As can be seen, the log transformation made the Cost of Goods Sold (cogs) distribution more regularly distributed (or less right-skewed). Outliers that generated the initial skewness will have less of an impact on the weights/coefficients of models like linear regression.

Simillary in checklist approach we can do :

  • Numeric Scaling

  • Categorical Variable Handling

  • Missing Value Handling

  • Date-Time Decomposition

Domain-based Approach

The line between domain-based and checklist-based approaches to feature engineering is blurry. I believe the distinction is purely subjective; with domain-based features, you still use many of the techniques we've already discussed, but with a strong focus on domain knowledge. Many ad-hoc measures, such as ratios and formulas, will be used in domain-based features. In the case study example below, we'll see examples of this.

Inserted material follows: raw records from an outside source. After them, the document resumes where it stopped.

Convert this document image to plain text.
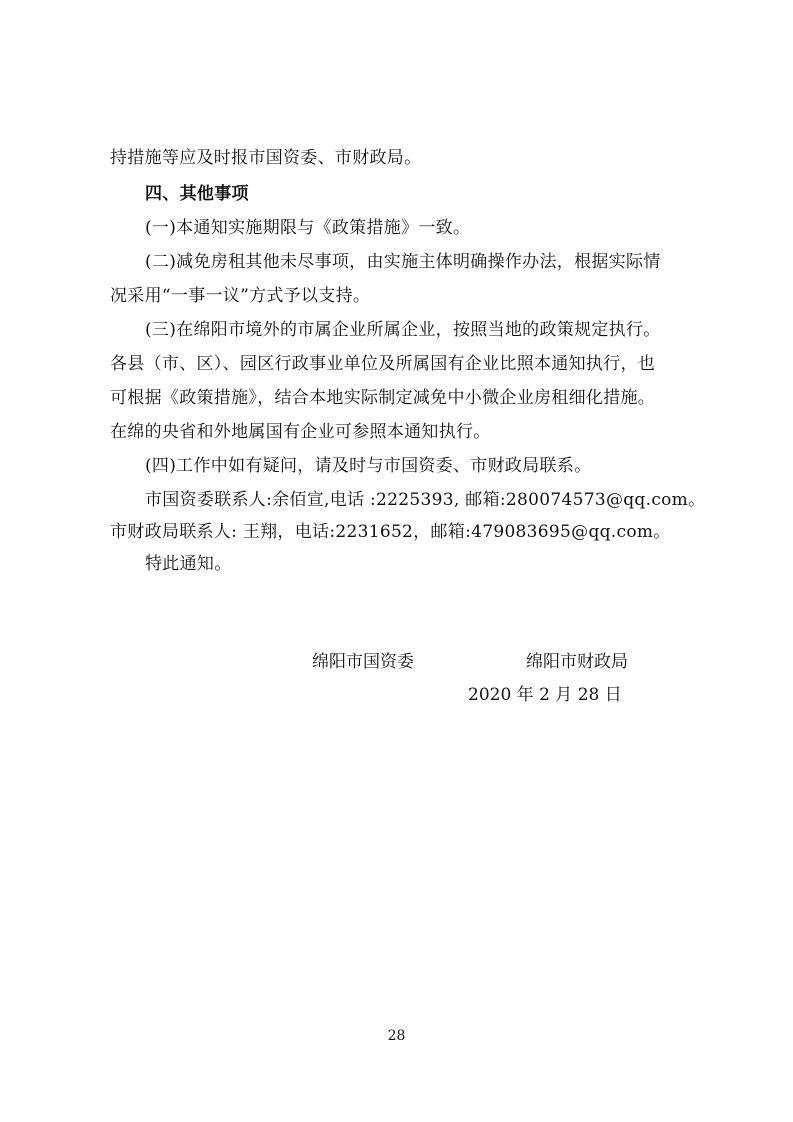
持措施等应及时报市国资委、市财政局。
四、其他事项
(一)本通知实施期限与《政策措施》一致。
(二)减免房租其他未尽事项，由实施主体明确操作办法，根据实际情
况采用“一事一议”方式予以支持。
(三)在绵阳市境外的市属企业所属企业，按照当地的政策规定执行。
各县（市、区）、园区行政事业单位及所属国有企业比照本通知执行，也
可根据《政策措施》，结合本地实际制定减免中小微企业房租细化措施。
在绵的央省和外地属国有企业可参照本通知执行。
(四)工作中如有疑问，请及时与市国资委、市财政局联系。
市国资委联系人:余佰宣,电话 :2225393, 邮箱:280074573@qq.com。
市财政局联系人: 王翔，电话:2231652，邮箱:479083695@qq.com。
特此通知。
绵阳市国资委	绵阳市财政局
2020 年 2 月 28 日
28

Example - Movie Box Office Data

We'll be using movie box office data for our case study. More information on the dataset can be found by going here. Normally, we would begin by performing exploratory data analysis on the dataset, but as this is a feature engineering post, we will concentrate on that. Note that many of the feature engineering techniques shown below were inspired by a Kaggle kernel found here.

Filling missing values

Let's start with missing values. We use Seaborn to display them and then use the median and mode to fill in numeric and categorical missing values.

plt.figure(figsize=(15, 15))
sns.heatmap(df.isnull(), cbar=False);

The median will be used to fill in the missing numeric variables, and the mode will be used to fill in the blank category column. After we finish feature engineering the other columns, we'll address the categorical missing data (at the very end). There is no clear and fast rule for deciding which missing value imputation method to use. Most practitioners evaluate several missing value imputation strategies before selecting the one with the highest evaluation score.

Decomposing Date

We can now break down the date column into its constituent characteristics. Because there is no quantitative relationship between month and day, we encode them as string variables. Days and months have set boundaries (the month cannot exceed 12 and the day cannot exceed 31). The days 10 and 31 are just different (think of them as categories). Let's separate the year, month, and day columns in the dataframe:

df['release_date'] = pd.to_datetime(df['release_date'])

# decomposition
df['Year'] = df['release_date'].dt.year
df['Month'] = df['release_date'].dt.month.astype(str)
df['Day'] = df['release_date']


Adjusting budget

We use the logarithm of the budget to account for the right-skewed nature of the budget. Because many movies have a budget of $0, we use the logarithm of the budget Plus 1 instead of the logarithm of 0.

df['log_budget'] = np.log(df['budget'] + 1)

plot_hist(df['budget'], df['log_budget'])

Prediction We can develop a simple regression model to forecast movie income to show that feature engineering works and improves model performance. Normally, we choose which features to utilize using a process called feature selection, but since this post is about feature engineering, we'll use a simpler method: correlation analysis.

We can see that most of the variables we produced aren't very predictive of revenue by plotting the correlation matrix (below). Most of the time, this is what happens: you design a lot of features, but only a few of them are useful - but the ones that are valuable make a difference.